いちゃもんじゃないもの
私は陸上部に所属している。我が多々良田高校はスポーツに力を入れており、とりわけ陸上部は名門と呼ばれている。中学でこの才能を見出された私はその才能に絡まれながら、この道を走ってきた。でも最近は……。
「高峰!」
先輩の一言にハッとする。
「す、すいません!」
「練習後のミーティングするから集まれ!」
「はい!」
こんな風に部活中にボーっとしてしまい注意される。特に誰かに迷惑かけているわけではないが良く思わない人はいるだろう。だから気を引き締めないと。と、毎回思っている。

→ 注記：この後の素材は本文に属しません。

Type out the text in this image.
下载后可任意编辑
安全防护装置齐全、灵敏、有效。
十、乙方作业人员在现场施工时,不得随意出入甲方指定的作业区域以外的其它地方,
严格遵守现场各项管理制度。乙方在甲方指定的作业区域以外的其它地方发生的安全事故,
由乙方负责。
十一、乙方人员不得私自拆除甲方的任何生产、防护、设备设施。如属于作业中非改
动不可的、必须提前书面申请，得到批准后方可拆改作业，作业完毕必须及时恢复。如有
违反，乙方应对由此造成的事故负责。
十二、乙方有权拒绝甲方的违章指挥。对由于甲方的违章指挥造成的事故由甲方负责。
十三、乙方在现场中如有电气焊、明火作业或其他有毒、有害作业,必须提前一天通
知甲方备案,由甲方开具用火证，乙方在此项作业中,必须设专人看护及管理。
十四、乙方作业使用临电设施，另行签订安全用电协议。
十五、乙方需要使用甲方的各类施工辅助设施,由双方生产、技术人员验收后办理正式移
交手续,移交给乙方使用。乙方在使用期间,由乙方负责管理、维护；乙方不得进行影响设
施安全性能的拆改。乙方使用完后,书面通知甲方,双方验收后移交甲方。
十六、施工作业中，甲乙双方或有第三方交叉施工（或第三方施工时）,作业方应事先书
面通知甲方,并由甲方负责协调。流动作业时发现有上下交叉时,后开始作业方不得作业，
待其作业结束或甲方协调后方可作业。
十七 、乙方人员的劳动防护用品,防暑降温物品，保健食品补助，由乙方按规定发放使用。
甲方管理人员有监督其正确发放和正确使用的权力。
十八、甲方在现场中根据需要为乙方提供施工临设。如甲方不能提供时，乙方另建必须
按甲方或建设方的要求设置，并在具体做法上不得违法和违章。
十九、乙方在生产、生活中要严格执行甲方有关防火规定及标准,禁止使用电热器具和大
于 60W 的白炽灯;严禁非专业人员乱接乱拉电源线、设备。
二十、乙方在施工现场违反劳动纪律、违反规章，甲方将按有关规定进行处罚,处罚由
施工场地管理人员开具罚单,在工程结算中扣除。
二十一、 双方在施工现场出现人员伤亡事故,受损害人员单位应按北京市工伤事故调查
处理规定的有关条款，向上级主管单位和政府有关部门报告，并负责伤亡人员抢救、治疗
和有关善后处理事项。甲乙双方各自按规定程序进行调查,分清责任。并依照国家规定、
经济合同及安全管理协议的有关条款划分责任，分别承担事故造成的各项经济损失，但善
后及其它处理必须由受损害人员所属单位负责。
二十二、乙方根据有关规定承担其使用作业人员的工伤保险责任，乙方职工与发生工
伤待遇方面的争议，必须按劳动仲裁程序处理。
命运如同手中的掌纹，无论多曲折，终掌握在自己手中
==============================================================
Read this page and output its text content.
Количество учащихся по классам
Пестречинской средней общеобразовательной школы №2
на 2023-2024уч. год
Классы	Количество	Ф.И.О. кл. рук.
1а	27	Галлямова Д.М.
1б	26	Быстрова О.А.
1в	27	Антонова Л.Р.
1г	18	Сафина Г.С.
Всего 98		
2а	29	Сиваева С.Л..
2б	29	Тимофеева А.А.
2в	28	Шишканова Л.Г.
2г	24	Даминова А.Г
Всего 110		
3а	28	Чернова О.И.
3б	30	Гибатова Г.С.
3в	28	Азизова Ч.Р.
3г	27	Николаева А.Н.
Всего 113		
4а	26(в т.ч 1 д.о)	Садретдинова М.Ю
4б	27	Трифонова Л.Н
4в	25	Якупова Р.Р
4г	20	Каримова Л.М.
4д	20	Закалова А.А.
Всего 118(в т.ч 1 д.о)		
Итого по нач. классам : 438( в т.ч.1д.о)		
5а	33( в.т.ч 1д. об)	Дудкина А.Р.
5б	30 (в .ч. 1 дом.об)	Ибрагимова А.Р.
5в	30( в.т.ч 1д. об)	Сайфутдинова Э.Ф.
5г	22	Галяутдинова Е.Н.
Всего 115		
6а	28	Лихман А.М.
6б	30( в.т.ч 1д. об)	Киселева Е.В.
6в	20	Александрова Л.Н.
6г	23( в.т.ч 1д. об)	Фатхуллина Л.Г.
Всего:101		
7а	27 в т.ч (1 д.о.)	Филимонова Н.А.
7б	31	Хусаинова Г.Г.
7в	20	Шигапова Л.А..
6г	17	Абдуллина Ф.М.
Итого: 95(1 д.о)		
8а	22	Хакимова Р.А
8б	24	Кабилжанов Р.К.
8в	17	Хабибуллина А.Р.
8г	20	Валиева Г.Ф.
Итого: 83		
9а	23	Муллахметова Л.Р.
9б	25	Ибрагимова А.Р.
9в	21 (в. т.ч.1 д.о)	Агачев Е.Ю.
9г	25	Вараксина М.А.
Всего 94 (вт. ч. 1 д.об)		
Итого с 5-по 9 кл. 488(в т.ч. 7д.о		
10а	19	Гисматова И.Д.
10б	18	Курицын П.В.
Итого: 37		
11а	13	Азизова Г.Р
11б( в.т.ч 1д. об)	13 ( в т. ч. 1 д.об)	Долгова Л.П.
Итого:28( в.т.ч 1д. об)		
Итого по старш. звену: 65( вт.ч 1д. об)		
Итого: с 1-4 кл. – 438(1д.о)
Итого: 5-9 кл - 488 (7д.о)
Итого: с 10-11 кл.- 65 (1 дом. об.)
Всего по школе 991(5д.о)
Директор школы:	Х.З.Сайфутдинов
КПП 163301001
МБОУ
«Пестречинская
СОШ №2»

ミーティングは室内で行われる。私は最後のようだった。
「なぁ」
室内に入ろうとした時声をかけられた。
「お前、今の練習マジでやってたのか?」
「はい?」
見慣れない制服で、すらっとしており実際の身長より高く見えるであろう短髪の男子がよくわからない質問をしてきた。
思わず聞き返した。
ただ、聞き返したのはそれだけの理由ではなく、今一番聞かれたくない質問でもあったからだ。
「今の練習はマジでやっていたのか?」
ご丁寧に再度聞き返してくれた。
「だ、だったら何?」
急に知らない男子に声をかけられたもんだからちょっとした恐怖となんでそんなことを聞かれるのかといういら立ちで返事がどもってしまった。
「だったら捨てちまえ」
「は?」
「だったら捨てちまえよそんな才能!」
「な、なんなの?」
「キラキラしてんだよ!才能に溢れてるやつって!」
「は?」
キラキラって、ほんとに訳が分からない。が、何か言おうとしていることはわかる気がした。
「そんな才能が溢れてるのに何を迷ってる!」
「……」
「迷うことないだろ!その才能を裏切るなよ!」
「……」
何も言えなかった。彼の気迫と熱量に。その言葉に胸がきゅっと締め付けられた。
「しょうもないものに囚われてるならその才能俺にくれよ!何も見えないんなら……辞めちまえ」
顔は見れなかったが、彼の声は震えていた。
「おーい、とわー。いくぞー」
遠くで大人の男の声が聞こえた気がした。顔を上げると彼は振り返り声のした方向へと歩き出していた。呼ばれたのは彼だったようだ。父親?
彼は男と合流し何かを話した後、彼は私を一瞥し、男は会釈をしてまた歩き出した。
その間私は何も言葉を発することができず、離れる彼の背中をただただ見つめていた。
たぶん、私を見透かした彼の言葉が体中に刺さって貫いて地面に貼り付けにしたんだ。